Playing a powerful brooding style of metal the album opens with the title track of 'The Man Who Would Not Die' Full of charging defiance, which momentarily brought back memories of stories pass of Blaze leaping off the stage and charging bottle throwers at gigs, the attitude is still there as Blaze blasts out his vocals with the band dishing up a tight exposae of classic modern metal including the demanded guitar led sections. Blackmailer the second track on the album keeps the same format and again is a quality track of thunderous back end rumble and melodic vocals.
The third tune 'Smile Back At Death' has Blaze in fine form and is a particuley passionate almost personal finger and snarl to the man with the sythe, with seven and a half minutes of denounciation, a great song to stand behind. While You Were Gone plays well and is a good solid almost ballad metal track although the band don't drop their guard to much, Samurai swings back to the defiant stance with the powerful tempo of the title track
and the line 'willing to die' and deviations of such is the war chant for all square jawed heroes, lead us into battle Blaze we will follow. You can hear why Iron Maiden asked Blaze to front them as a band...
The album has twelve pulsating songs any of which could grace your favourite metal playlist, although there are several tracks I'm sure we would all agree on, Robot the seventh song would be one of those, simple in its lyrical structure with its endearing
repeatable intonations and racing tempo of glorious metal riffs.

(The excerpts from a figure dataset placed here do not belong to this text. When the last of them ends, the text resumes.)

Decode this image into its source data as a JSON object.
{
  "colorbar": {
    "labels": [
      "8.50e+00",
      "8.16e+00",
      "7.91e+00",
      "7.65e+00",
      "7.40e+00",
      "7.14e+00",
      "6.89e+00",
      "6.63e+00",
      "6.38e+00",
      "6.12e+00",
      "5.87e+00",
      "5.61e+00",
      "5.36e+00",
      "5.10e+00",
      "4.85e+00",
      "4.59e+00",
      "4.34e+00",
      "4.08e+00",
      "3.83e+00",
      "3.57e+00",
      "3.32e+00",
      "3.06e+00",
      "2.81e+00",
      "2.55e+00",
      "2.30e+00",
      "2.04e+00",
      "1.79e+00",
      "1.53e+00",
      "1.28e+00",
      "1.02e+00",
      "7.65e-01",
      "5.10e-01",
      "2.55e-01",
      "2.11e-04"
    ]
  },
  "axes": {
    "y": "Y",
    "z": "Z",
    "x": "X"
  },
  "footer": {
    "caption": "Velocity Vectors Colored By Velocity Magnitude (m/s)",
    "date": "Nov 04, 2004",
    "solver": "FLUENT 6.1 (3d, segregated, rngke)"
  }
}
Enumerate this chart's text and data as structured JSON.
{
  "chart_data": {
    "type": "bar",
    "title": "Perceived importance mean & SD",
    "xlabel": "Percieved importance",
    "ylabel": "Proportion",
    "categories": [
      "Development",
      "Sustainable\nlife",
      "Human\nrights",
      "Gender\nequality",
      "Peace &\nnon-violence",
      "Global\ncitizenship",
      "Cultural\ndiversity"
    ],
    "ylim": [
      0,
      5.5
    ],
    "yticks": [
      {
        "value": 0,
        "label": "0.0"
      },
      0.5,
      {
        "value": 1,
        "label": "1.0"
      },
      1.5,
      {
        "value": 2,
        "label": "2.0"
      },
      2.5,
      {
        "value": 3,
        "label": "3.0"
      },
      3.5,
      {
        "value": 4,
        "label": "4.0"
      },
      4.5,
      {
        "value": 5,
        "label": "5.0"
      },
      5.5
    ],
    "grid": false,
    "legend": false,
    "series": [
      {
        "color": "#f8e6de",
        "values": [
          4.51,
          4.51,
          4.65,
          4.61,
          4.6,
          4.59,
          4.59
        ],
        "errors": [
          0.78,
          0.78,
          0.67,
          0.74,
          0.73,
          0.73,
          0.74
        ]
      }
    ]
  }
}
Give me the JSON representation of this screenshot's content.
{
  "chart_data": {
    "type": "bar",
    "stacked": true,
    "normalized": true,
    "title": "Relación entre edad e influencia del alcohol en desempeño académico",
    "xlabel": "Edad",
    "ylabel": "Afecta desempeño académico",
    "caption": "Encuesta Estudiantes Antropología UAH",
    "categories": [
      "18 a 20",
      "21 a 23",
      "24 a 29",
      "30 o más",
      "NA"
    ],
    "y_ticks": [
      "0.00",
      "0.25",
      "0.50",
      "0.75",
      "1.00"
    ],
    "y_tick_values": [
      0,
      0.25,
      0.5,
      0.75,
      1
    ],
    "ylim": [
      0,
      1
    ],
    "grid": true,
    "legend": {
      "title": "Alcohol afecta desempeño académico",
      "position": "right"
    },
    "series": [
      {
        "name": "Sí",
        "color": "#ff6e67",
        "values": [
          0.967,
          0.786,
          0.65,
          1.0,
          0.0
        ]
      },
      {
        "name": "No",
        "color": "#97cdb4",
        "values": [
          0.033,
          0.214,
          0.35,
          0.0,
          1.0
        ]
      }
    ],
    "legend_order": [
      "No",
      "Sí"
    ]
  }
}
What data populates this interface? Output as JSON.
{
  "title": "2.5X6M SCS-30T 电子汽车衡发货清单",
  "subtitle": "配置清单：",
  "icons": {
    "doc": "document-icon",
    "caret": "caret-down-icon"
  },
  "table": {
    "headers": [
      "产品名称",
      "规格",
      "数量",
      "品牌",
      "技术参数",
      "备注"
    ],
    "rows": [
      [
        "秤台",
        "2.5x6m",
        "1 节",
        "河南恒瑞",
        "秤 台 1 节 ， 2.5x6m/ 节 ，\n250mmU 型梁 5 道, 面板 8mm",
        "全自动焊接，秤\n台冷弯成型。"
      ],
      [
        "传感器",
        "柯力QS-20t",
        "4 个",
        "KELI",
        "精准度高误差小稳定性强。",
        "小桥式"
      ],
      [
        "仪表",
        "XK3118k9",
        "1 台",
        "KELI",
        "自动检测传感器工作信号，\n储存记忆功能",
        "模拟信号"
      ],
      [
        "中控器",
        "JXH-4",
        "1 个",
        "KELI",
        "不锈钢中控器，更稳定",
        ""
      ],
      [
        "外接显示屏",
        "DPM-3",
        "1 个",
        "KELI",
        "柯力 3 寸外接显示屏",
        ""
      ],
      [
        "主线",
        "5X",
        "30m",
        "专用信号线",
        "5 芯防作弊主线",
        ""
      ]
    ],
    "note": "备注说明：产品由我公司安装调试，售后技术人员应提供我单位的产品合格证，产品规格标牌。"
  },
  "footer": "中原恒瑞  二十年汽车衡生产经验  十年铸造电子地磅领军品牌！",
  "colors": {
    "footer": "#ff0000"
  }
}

At The End Of The Day, slowly is the telling of a mans dawning wisdom, which is another of Bayleys talents, quality lyrics that have understanding on several levels, almost bard like, which is why it is so pleasing to have a proper readable booklet with all the lyrics in.
Voices From The Past and The Truth is One, don't let the side or the album down either either one could be released as a single. Then we come to the final tune 'Serpent Hearted Man' where Blaze's vocals and Nic's melodic riffs harmonize into a worthy song to end with.